Published on the 01/03/2017 | Written by Donovan Jackson
There’s a broader lesson in the downing of Amazon Web Services’ S3 service in North America and that is simply ‘don’t panic’…
That’s according to Soltius cloud architect Peter Joseph, who told iStart that the failure being experienced, reportedly ‘human error’ aside (aren’t they all?), is well within the realms of the expected. “This is not surprising and it is definitely not like an asteroid has flown into the earth. Amazon’s own CTO has pointed out that ‘everything fails all the time’,” he said.
Indeed, thinking back to an age before the cloud, computers could be relied upon to break, generally at the most inopportune times (some say printers are designed to do that). In those not-so-distant times gone by, the accounting (or any other) system being down would be annoying, but no big deal.
What has changed is expectations of ‘always on’ computing which is generally – but not always – delivered by cloud services. Things have gotten a lot more reliable because professionally-hosted services are what they claim to be: more resilient and reliable than a server under a desk or in a cupboard.
“We have to look at this incident in perspective. It isn’t a ‘single provider which has gone down’. It is a single instance of a cloud services provider and I don’t think that is really being appreciated yet,” continued Joseph.
He pointed out that when dealing with AWS, it is a single company, but it is not a single cloud. It has 16 regions which run independently from one another, from an architectural point of view. Those companies which have a requirement for high availability should have architected their services to have failover from one region to another.
But those which don’t have that requirement can, to put it bluntly, cope with an outage of several hours. “AWS builds its services so they don’t all go down at once. Any experienced cloud architect knows that failures are inevitable and will build those services which require high availability across multiple regions of their service provider’s cloud.”
There is no need to question the validity of the cloud as a service capable of supporting business requirements, though this is the inevitable byproduct of a service provider failure, continued Joseph. “That’s especially likely from consumers, who are lulled into a false sense of reliability and tend to get very upset if their Instagram or Facebook is down,” he noted.
For many businesses, however, there will be a level of disruption – but again, he posed the question of whether those business owners have any idea of the availability guaranteed by their service provider. “There are a great many applications, particularly the ‘freemium’-type services, which a lot of businesses slowly but surely build a dependence on.
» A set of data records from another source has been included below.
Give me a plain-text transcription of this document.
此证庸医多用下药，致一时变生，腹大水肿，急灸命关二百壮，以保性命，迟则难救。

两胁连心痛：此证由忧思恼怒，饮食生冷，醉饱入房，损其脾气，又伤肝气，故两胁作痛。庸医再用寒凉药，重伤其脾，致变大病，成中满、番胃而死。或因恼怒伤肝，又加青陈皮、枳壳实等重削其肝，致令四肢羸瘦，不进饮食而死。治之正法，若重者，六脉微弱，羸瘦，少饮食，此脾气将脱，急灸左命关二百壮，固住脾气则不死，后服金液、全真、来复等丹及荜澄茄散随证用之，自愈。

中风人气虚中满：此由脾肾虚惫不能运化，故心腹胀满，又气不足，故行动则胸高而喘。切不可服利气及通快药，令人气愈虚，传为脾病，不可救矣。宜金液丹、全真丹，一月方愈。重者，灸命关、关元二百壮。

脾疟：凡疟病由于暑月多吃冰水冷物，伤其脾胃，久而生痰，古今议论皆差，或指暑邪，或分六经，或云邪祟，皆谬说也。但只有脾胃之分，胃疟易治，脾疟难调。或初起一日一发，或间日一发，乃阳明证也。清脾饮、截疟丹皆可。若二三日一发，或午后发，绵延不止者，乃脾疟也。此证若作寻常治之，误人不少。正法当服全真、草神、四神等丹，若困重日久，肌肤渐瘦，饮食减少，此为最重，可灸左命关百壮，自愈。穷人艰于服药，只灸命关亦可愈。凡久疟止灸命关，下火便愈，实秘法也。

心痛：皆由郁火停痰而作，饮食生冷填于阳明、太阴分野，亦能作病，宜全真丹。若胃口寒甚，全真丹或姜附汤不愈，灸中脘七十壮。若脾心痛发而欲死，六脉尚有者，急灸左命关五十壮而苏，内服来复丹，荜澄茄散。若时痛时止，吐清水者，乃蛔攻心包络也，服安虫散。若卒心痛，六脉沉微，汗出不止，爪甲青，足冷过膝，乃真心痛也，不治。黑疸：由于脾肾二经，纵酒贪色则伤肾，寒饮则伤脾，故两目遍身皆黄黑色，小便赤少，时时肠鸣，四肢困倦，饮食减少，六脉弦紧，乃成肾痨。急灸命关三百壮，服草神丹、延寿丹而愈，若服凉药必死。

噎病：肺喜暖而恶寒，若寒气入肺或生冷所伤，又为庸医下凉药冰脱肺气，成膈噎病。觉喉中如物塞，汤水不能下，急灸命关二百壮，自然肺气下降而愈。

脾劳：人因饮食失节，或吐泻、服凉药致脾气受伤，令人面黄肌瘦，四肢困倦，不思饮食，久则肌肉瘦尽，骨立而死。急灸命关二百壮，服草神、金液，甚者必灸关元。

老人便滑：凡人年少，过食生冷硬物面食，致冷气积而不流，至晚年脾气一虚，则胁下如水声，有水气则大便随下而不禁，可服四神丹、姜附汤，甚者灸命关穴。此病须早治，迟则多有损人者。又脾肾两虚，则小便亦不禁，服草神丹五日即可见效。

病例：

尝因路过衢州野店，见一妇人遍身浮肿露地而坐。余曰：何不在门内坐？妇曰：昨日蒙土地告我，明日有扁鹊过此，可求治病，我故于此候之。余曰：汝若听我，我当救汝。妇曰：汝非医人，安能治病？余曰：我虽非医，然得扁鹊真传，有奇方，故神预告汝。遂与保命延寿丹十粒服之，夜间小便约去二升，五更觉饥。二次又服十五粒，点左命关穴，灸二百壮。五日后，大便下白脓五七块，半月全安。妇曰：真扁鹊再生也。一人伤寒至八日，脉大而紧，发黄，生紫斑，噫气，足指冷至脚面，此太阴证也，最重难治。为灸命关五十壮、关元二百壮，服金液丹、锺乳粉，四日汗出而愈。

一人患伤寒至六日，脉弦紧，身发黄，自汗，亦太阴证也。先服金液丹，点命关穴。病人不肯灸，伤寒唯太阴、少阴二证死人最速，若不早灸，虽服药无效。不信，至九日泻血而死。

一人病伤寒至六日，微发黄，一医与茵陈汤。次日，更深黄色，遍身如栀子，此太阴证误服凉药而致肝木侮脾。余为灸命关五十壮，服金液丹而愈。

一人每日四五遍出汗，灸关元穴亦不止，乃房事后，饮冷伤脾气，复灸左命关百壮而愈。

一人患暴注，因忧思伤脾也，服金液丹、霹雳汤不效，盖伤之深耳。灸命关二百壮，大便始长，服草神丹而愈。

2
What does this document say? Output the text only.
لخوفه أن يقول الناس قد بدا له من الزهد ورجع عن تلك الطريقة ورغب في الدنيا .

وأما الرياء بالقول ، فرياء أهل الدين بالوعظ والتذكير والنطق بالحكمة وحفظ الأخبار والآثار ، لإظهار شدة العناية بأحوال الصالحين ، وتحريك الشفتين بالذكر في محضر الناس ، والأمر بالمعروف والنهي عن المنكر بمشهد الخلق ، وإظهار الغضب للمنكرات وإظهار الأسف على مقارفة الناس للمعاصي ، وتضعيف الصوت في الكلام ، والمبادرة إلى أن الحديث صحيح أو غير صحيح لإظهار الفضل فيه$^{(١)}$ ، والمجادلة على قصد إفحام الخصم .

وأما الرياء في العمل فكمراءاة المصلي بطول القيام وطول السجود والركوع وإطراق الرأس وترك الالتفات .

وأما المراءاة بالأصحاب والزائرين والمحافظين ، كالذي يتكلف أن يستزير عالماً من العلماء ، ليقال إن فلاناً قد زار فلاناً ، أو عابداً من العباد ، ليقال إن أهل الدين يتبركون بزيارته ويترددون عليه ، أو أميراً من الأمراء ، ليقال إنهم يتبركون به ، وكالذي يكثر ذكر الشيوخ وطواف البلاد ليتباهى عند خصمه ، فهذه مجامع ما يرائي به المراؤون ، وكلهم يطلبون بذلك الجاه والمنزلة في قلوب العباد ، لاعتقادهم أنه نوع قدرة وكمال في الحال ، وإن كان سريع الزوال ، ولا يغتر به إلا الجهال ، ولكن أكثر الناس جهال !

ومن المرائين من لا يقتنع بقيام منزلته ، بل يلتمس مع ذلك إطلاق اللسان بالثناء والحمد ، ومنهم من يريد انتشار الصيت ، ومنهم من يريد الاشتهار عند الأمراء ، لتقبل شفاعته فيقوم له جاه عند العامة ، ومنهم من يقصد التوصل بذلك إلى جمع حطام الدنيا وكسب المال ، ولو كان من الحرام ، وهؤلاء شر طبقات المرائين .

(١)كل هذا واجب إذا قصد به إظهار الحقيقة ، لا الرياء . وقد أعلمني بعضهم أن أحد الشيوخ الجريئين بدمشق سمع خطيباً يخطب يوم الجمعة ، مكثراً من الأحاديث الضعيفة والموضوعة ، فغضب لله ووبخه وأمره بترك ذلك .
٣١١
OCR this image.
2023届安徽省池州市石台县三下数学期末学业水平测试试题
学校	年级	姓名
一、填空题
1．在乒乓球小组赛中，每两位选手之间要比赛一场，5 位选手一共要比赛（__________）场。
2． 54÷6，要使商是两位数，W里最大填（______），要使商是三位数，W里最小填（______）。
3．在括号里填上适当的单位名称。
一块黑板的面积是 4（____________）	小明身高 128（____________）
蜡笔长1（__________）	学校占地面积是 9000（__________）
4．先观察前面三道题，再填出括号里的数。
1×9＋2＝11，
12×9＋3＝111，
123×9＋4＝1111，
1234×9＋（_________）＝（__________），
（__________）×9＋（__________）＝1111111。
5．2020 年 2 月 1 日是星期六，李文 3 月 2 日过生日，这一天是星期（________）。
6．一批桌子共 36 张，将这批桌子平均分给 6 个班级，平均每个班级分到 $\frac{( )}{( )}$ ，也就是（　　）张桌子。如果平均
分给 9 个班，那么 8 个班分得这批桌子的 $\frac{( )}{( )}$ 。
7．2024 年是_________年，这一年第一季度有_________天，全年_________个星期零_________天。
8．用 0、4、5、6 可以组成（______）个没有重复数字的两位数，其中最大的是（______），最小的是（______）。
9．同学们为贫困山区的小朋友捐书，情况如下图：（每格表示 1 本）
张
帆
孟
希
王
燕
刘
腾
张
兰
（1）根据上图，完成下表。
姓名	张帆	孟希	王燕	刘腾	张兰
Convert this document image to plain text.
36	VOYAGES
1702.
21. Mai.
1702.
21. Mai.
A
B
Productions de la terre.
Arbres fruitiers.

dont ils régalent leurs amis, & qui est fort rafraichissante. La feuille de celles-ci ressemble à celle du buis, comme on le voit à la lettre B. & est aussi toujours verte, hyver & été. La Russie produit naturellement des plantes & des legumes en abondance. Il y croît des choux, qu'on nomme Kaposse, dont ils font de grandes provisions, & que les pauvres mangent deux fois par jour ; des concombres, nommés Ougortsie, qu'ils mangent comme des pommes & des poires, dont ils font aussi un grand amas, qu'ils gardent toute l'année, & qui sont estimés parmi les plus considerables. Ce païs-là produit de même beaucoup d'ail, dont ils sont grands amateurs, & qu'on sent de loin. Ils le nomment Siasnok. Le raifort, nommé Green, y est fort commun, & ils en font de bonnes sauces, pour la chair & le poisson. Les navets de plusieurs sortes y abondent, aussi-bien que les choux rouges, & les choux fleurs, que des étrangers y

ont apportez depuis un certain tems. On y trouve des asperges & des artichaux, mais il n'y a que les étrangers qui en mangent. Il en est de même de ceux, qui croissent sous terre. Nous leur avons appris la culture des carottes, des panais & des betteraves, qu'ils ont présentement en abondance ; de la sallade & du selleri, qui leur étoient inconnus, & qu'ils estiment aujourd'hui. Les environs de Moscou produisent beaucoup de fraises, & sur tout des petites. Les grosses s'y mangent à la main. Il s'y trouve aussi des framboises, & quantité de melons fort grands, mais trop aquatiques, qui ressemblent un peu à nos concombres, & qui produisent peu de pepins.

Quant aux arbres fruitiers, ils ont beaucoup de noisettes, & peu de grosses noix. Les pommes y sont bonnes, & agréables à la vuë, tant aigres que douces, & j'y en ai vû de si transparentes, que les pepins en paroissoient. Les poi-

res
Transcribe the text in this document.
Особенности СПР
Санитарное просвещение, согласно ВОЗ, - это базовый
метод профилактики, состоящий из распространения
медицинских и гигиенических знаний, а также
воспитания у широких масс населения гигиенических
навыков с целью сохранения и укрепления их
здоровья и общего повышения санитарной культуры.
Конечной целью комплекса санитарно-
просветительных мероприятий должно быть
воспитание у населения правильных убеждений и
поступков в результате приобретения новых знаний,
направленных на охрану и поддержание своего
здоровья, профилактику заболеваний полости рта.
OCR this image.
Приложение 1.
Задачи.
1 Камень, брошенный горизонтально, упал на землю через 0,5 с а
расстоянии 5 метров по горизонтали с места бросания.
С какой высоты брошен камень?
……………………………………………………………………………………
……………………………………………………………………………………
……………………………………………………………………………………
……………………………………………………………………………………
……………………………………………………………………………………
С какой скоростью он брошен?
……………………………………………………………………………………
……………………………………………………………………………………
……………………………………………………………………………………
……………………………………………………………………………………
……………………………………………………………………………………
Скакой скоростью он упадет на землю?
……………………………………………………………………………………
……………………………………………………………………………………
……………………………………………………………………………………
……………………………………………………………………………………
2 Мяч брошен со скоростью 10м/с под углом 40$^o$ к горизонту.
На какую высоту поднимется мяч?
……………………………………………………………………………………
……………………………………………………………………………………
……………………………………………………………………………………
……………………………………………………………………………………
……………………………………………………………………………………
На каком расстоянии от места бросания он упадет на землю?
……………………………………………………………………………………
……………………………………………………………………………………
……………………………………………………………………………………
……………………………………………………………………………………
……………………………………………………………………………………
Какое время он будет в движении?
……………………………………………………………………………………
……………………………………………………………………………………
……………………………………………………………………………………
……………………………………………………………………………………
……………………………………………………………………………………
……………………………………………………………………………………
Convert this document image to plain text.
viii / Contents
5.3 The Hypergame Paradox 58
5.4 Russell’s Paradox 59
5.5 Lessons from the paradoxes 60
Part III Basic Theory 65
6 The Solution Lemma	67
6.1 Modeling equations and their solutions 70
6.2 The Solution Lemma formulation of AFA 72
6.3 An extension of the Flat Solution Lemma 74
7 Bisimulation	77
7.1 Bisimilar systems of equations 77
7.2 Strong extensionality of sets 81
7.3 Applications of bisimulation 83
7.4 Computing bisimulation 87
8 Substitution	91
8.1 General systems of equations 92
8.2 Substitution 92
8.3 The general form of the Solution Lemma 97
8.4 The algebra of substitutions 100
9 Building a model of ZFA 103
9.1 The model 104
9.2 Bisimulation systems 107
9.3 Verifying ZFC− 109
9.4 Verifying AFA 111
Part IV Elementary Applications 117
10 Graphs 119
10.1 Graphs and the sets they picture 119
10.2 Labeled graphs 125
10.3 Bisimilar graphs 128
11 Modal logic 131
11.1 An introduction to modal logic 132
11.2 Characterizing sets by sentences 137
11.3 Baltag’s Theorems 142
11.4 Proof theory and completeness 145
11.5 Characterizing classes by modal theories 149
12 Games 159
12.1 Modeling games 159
But is there any promise of ‘100 percent uptime’ with those services?”
Since nothing in the IT industry can ever be guaranteed to be up 100 percent of the time, Joseph doubts it. Simple arithmetic warns users that even with a 99.9% uptime commitment they should expect up to 9 hours of unanticipated downtime each year.
Which is not to say that plenty of businesses probably are taking some pain as a consequence of the AWS problem. “The ease of getting into the cloud and the fact that it does work pretty well most of the time means an expectation is created. It is simple for just about anyone to access and build a technology stack in the cloud and expect it to work. The day it goes down will result in ‘it has never gone down before’ – but the truth is that previous resilience is no guarantee for the future.”
Joseph said this is yet another cautionary tale – there have been others before and there will be more in future – to know the expected reliability from any service depended upon. “Do those services make any guarantees? It’s a good idea to know. And it is a good idea to architect your services in line with business requirements, rather than in line with what’s easy, convenient and fast.”